Melanie sighed. “What did you tell her, Juan Carlos?”

“Look, Carmen say they millions of dollars in those accounts, and ten million more due to come in. Come in sometime today, if I remember right. What normal person not gonna be tempted by some Benjamins like that?”

“Ten million today,” Melanie said under her breath. She looked at her watch, saw again that today was rapidly waning.

“Natural response, you feel me?” Juan Carlos said.

“So you told Carmen to steal the money.”

“I suggest it. It was already gonna get stolen anyway, right? I jus’ point out she could win big, get a payday, and she maybe give me a commission to help her figure shit out.”

“What did she say?”

“She say no. That’s Carmen. She honest as a motherfuckin’ nun.”

“So then what?”

“Then I drink my chai latte and be on my way. I ain’t pressure her or nothing.”

“That’s it? You just dropped the subject of the money?”

“Carmen say she got somebody she trust, that she gonna tell about it and ask for help.”

“Who’s that?”

“I don’t know. She didn’t give me no names. But somebody legit. Important, like.”

“Did she say anything else about this person?”

“I know it a man because she call him a ‘he.’ But that it.”

“Do you know whether she went through with it and confided in this guy?”

He shrugged. “After I left the Starbucks, I ain’t heard from her no more.”

Melanie fell silent, her mind reeling with all of this new information. As far as she could tell, none of it had anything to do with the deaths of Whitney Seward or Brianna Meyers, or the use of Holbrooke girls to mule heroin, or anything else they’d been spending law-enforcement resources on investigating for the past week.
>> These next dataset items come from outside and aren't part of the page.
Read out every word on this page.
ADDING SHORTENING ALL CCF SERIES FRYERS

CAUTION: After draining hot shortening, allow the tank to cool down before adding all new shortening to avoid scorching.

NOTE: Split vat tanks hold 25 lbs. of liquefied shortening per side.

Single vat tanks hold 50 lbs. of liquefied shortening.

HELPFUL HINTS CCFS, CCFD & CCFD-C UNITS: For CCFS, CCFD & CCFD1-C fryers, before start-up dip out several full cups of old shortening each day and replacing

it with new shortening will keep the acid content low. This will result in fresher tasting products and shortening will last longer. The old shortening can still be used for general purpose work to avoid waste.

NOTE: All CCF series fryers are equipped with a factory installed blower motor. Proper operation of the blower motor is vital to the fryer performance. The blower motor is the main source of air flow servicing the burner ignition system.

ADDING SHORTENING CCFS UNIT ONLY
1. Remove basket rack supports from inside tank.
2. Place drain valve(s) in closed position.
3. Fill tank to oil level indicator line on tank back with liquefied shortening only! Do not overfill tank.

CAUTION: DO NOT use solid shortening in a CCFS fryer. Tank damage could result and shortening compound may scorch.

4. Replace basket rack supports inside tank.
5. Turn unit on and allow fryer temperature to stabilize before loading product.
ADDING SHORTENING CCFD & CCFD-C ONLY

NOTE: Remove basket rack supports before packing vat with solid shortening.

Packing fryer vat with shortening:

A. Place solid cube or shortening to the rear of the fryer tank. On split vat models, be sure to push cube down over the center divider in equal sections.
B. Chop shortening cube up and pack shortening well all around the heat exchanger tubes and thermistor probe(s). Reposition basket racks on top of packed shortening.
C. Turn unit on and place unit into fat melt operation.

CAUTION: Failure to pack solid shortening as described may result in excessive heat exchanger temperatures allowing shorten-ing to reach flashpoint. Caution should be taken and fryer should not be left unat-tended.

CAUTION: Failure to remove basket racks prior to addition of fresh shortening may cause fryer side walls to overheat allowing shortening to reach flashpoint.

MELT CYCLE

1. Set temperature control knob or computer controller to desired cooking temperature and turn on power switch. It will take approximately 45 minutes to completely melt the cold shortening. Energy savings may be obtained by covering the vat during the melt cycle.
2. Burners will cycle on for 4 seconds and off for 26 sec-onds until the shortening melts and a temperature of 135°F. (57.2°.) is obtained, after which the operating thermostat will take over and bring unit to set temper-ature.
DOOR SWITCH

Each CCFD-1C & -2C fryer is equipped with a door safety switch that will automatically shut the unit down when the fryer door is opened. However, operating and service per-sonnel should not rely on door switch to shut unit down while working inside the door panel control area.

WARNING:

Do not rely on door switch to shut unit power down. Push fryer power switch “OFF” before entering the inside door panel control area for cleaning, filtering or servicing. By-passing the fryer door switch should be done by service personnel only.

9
“Let me ask you something, Juan Carlos,” Melanie said. “Did Carmen ever mention any drug smuggling going on at Holbrooke, or a guy named Jay Esposito, or anything like that?”

“No, never.”

“Huh.” Melanie was totally confused.

“Are we done?” Stewart Steinberg asked, looking at his watch.
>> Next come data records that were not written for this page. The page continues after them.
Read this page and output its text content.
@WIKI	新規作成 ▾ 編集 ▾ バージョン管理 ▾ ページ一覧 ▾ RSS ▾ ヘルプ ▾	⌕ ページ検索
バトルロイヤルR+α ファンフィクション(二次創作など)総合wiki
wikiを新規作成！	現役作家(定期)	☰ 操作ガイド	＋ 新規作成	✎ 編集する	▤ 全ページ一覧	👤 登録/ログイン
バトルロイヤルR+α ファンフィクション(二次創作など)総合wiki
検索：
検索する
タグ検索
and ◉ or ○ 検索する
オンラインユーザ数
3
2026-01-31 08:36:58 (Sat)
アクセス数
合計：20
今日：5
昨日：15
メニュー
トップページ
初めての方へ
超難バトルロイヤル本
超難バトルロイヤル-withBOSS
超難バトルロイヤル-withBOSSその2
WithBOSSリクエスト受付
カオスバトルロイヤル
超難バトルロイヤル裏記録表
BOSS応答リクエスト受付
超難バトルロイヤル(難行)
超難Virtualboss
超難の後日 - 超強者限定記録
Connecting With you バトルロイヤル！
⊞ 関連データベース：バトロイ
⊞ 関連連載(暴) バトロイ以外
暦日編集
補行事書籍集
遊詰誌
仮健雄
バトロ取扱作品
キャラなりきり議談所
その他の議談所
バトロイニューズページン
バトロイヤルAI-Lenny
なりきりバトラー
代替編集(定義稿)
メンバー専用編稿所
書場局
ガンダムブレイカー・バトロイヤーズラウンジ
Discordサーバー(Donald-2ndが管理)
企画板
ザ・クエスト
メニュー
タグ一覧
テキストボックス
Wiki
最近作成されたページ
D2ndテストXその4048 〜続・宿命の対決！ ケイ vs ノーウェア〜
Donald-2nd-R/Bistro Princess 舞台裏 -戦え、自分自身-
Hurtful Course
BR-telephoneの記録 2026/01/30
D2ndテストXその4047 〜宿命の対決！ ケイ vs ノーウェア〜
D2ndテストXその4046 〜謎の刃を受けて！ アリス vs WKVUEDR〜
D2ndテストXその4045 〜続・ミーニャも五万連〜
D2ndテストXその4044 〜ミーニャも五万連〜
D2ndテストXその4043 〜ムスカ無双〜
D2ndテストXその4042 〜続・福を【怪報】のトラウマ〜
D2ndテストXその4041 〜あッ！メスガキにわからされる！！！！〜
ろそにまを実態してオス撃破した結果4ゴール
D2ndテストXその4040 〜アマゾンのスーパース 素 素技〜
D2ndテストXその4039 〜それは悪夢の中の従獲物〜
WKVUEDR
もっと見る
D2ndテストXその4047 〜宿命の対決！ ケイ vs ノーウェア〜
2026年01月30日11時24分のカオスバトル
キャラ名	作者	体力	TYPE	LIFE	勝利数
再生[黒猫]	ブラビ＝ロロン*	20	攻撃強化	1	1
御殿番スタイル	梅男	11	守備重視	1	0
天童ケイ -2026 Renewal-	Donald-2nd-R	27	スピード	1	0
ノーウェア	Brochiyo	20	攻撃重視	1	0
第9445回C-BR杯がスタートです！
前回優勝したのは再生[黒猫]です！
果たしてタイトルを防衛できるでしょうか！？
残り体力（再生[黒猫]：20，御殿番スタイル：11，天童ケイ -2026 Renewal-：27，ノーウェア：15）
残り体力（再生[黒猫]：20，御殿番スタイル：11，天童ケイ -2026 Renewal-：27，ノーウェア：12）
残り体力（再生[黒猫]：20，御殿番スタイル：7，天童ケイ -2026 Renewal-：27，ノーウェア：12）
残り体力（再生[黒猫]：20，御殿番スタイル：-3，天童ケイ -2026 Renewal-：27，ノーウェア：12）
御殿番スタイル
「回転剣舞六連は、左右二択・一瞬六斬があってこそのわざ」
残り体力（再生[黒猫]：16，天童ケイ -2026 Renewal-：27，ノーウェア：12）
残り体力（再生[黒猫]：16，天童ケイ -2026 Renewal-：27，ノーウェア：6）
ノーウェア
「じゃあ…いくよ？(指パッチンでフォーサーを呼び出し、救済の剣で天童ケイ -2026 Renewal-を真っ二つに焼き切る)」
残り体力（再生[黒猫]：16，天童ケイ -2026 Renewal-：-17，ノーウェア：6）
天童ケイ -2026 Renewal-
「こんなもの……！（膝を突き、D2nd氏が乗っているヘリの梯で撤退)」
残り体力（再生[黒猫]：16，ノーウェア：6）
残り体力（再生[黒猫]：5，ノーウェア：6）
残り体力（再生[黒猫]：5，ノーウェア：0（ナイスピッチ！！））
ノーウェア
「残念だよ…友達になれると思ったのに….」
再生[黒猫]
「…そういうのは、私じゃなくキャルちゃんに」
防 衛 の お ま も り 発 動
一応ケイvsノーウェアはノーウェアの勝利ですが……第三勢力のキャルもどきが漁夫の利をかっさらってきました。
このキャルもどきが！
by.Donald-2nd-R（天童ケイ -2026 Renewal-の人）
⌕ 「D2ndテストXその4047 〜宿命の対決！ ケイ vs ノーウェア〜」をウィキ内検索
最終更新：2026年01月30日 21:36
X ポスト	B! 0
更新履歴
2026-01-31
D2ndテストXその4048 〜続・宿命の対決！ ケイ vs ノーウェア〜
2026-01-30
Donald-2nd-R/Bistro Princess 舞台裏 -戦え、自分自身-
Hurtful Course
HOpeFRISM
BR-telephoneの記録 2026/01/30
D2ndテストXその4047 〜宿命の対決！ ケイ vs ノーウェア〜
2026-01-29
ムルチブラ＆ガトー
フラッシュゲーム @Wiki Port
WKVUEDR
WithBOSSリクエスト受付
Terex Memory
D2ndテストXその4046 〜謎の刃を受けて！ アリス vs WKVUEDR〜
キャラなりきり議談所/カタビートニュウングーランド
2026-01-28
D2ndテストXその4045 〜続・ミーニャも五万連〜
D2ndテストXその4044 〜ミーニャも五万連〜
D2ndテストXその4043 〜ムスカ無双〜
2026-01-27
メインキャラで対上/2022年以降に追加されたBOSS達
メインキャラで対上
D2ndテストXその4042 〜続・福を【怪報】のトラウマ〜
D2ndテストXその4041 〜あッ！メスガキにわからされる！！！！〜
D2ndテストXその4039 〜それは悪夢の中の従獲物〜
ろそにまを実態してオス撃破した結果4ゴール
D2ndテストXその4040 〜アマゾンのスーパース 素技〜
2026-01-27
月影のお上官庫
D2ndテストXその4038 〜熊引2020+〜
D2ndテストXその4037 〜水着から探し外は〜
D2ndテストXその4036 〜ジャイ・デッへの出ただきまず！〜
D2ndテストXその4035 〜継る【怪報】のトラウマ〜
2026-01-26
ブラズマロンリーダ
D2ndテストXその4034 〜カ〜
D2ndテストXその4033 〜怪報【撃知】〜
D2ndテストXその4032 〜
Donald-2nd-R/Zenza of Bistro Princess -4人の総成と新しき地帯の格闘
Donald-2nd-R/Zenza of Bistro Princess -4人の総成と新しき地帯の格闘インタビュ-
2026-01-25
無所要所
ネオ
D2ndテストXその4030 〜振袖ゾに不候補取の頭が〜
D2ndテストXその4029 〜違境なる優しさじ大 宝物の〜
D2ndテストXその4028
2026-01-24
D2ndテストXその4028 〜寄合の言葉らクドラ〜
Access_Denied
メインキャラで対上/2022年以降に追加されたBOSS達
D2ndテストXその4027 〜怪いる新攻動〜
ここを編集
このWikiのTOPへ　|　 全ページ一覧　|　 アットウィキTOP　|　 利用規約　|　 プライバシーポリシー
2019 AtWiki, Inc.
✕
“Just a minute, I’m thinking,” Melanie said. “Juan Carlos, what makes you think the embezzlement scheme is linked to Carmen’s disappearance?”

“Whoever want this money need Carmen, or at least they need her fingers,” Juan Carlos said definitively.

“Why do you say that?”

“Because. The accounts got what they call biometric protection. Ain’t no money goin’ nowhere without Carmen fingerprints to verify the transaction.”